给定一个名称字符串,我想验证几个基本条件:-这些字符属于公认的文字/字母(拉丁语、汉语、阿拉伯语等),而不是埃莫语。-字符串不包含数字,长度小于40
我知道后者可以通过regex实现,但是有没有unicode方法来实现第一个呢?有没有可以利用的文本处理库?
您应该能够使用regex中的unicode字符类来检查这一点。
1 | [\p{P}\s\w]{40,} |
这里最重要的部分是使用Unicode模式的w字符类:
\p{P} matches any kind of punctuation character
\s matches any kind of invisible character (equal to[\p{Z}\h\v] )

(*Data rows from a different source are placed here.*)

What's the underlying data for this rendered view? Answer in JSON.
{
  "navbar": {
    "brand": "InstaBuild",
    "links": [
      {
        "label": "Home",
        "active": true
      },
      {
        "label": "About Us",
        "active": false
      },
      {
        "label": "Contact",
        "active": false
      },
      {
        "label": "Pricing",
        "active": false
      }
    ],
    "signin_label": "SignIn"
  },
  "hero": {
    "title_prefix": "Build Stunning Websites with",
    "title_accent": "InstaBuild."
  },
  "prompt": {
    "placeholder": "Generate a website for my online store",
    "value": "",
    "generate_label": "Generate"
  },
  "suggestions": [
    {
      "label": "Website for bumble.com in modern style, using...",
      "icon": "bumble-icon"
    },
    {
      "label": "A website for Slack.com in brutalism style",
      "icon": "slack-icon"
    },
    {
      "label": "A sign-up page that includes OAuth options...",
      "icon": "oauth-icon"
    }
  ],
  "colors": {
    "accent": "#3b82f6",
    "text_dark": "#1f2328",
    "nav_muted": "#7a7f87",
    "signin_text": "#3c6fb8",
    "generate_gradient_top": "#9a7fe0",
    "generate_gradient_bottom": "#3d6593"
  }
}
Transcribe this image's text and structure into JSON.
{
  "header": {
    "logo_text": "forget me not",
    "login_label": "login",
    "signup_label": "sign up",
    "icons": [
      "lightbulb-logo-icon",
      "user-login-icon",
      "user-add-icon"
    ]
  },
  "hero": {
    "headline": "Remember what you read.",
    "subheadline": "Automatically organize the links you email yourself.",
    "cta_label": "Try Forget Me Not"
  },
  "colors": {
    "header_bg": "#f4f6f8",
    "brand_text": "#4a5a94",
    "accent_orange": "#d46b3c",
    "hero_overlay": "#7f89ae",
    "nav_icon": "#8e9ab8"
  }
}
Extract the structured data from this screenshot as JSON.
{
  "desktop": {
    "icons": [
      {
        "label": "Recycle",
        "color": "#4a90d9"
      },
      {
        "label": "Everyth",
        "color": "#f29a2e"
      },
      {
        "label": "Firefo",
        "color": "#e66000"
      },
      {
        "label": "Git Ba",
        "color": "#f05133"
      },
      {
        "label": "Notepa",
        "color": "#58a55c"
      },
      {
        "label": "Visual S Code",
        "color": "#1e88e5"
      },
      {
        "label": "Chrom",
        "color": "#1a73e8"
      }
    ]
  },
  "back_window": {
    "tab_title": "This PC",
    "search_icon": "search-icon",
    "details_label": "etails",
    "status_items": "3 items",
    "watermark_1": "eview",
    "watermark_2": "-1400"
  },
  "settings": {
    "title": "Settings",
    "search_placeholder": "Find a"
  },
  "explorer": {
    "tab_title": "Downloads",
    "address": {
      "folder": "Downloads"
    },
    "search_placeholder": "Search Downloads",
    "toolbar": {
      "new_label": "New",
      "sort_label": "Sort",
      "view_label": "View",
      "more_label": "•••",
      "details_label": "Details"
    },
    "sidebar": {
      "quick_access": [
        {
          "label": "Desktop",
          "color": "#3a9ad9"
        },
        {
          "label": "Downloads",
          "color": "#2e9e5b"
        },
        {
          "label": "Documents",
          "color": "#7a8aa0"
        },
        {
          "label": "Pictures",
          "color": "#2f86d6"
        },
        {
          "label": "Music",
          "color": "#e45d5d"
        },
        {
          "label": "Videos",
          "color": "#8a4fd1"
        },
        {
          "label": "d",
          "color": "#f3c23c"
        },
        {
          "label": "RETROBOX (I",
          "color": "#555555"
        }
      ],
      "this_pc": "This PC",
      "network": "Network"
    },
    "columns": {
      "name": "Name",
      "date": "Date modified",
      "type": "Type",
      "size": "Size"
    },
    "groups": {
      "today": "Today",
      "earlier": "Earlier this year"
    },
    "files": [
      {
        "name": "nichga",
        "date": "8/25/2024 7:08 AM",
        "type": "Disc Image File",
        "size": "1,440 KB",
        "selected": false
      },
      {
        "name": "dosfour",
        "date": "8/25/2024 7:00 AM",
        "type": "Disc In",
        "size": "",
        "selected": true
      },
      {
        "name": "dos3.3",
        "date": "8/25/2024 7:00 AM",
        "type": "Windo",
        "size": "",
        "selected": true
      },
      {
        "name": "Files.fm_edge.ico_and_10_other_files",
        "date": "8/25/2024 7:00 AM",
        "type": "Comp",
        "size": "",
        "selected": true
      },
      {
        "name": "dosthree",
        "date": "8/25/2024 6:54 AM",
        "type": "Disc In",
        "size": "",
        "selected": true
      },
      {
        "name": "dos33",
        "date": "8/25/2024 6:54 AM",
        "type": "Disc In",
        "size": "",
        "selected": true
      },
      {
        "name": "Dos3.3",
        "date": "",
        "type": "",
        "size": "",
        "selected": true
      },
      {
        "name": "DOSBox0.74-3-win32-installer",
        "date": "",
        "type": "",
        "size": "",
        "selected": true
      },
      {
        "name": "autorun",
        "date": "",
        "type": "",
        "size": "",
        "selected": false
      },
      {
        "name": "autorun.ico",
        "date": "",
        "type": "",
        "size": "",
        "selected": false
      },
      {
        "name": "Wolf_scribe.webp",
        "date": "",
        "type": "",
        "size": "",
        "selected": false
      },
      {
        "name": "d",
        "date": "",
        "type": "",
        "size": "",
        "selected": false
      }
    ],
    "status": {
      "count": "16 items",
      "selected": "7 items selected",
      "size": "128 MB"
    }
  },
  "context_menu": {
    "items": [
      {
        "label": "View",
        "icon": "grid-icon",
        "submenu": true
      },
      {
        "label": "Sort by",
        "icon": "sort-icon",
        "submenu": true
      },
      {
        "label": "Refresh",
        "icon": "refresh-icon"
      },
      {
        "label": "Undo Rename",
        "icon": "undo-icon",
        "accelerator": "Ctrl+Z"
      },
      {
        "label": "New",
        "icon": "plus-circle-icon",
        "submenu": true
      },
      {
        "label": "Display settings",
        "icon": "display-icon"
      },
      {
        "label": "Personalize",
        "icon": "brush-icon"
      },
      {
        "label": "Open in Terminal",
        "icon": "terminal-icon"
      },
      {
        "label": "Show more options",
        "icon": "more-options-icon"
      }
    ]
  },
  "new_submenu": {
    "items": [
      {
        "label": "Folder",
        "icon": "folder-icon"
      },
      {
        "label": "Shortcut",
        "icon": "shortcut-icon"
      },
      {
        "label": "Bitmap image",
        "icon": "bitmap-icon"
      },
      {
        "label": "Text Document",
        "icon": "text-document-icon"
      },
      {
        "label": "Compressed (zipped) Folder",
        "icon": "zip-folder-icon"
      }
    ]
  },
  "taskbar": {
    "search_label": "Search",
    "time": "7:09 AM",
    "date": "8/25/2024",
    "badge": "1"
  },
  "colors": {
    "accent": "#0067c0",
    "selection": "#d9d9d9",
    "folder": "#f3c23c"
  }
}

\w match any word character in any script (equal to[\p{L}\p{N}_] )
号
现场演示
您可能需要添加更多类似于
但是为了能够利用这一点,您需要使用支持带
1 2 3 4 5 6 7 8 9 10 11 12 13 14 15 16 17 18 19 20 21 | # coding=utf8 # the above tag defines encoding for this document and is for Python 2.x compatibility import regex as re regex = r"[\p{P}\s\w]{40,}" test_str = ("Wow cool song!Wow cool song!Wow cool song!Wow cool song! ???? Wow cool song! ????Wow cool song! ????Wow cool song! ???? ") matches = re.finditer(regex, test_str, re.UNICODE | re.MULTILINE) for matchNum, match in enumerate(matches): matchNum = matchNum + 1 print ("Match {matchNum} was found at {start}-{end}: {match}".format(matchNum = matchNum, start = match.start(), end = match.end(), match = match.group())) for groupNum in range(0, len(match.groups())): groupNum = groupNum + 1 print ("Group {groupNum} found at {start}-{end}: {group}".format(groupNum = groupNum, start = match.start(groupNum), end = match.end(groupNum), group = match.group(groupNum))) |
号
ps:.net regex为您提供了更多选项,如p is希腊语。